In the light of Auckland Council’s no-roosters-in-nonrural-areas rule, now that I had one male, I had to think of a way of getting rid of him.
I felt that I ought to start learning to kill and dress chickens for the table myself. But Philip could not bear the thought of it, and I wondered how I would be able to convince him that it was the way to go.
My reasons for this were:
- * I had stopped thinking of the latest batch of birds as pets.
- * It makes economical sense to use our broodies to increase the polulation and then use the extra birds for the table.
- * The rooster problem is instantly solved.
- * Isn’t it a bit hypocritical to avoid homekills on moral grounds, when we buy chicken from the store.
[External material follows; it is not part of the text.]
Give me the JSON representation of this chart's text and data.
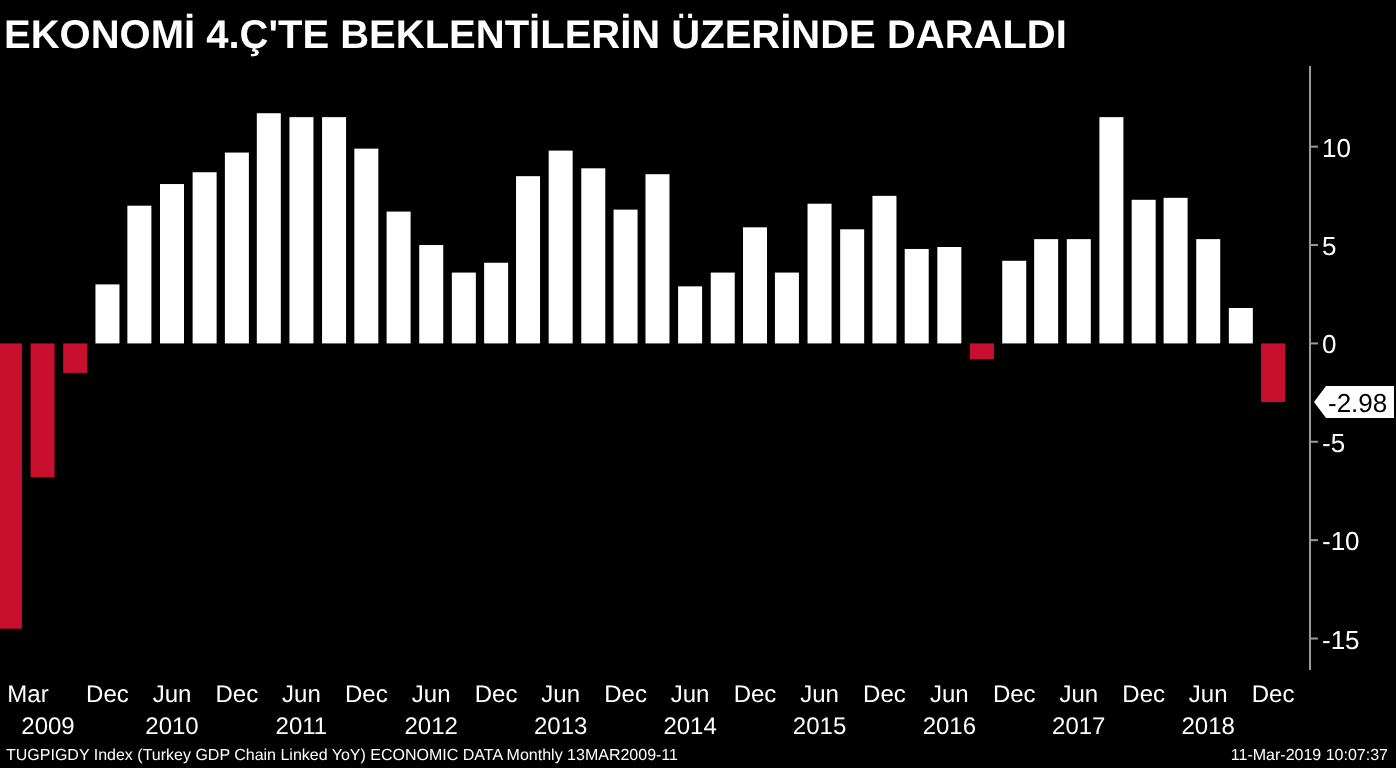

- * Our eating of non vegetarian food may have been allowed by God after the flood, so that we are constanly reminded about the shedding of blood and ultimately of our great Saviour.
- * In this connection, perhaps it is good to see first hand that meat comes with a cost, primarily to the bird itself. I do not think that I will ever be able to kill a bird without a pang. Perhaps that is the way I need to approach eating meat, thinking loudly.
- * I remember how my own mother would often bring chickens home, fatten them up a bit more and then kill them and cook them. I longingly remember the partial eggs and preegg parts in the chickens, which we do not get to see in these days of broiler hens.
But atleast this time round, I did not have to bother about homekills.
New Zealand does not have predators like foxes, and so my perception was that my birds were safe. I had not locked the coop door in months. Moreover, I assumed, no creature could get past Susie when it came to getting close to her chicks.
But one morning, when I went out to feed the chooks, I was met by a horrible sight. One of my brown-shaver pullets was dead near the entrance of the coop, with grave injury on her throat, but otherwise unharmed, while the young rooster was lying headless at the far end of the run.
It turns out that although we do not have foxes, we still have large rats, stouts, and weasels that can kill chickens. We were told that the tidy way in which the chicks had been attacked ruled Mia out as the perpetrator, thank goodness. I had also not noticed one step in the chicks story, which was that round about the time of the attack, Susie had stopped caring for her chicks, and the chicks had been on their own
So that was why I did not have to deal with my rooster, but sadly, I also lost a healthy pullet.
I have one fine Brown Shaver called Helen.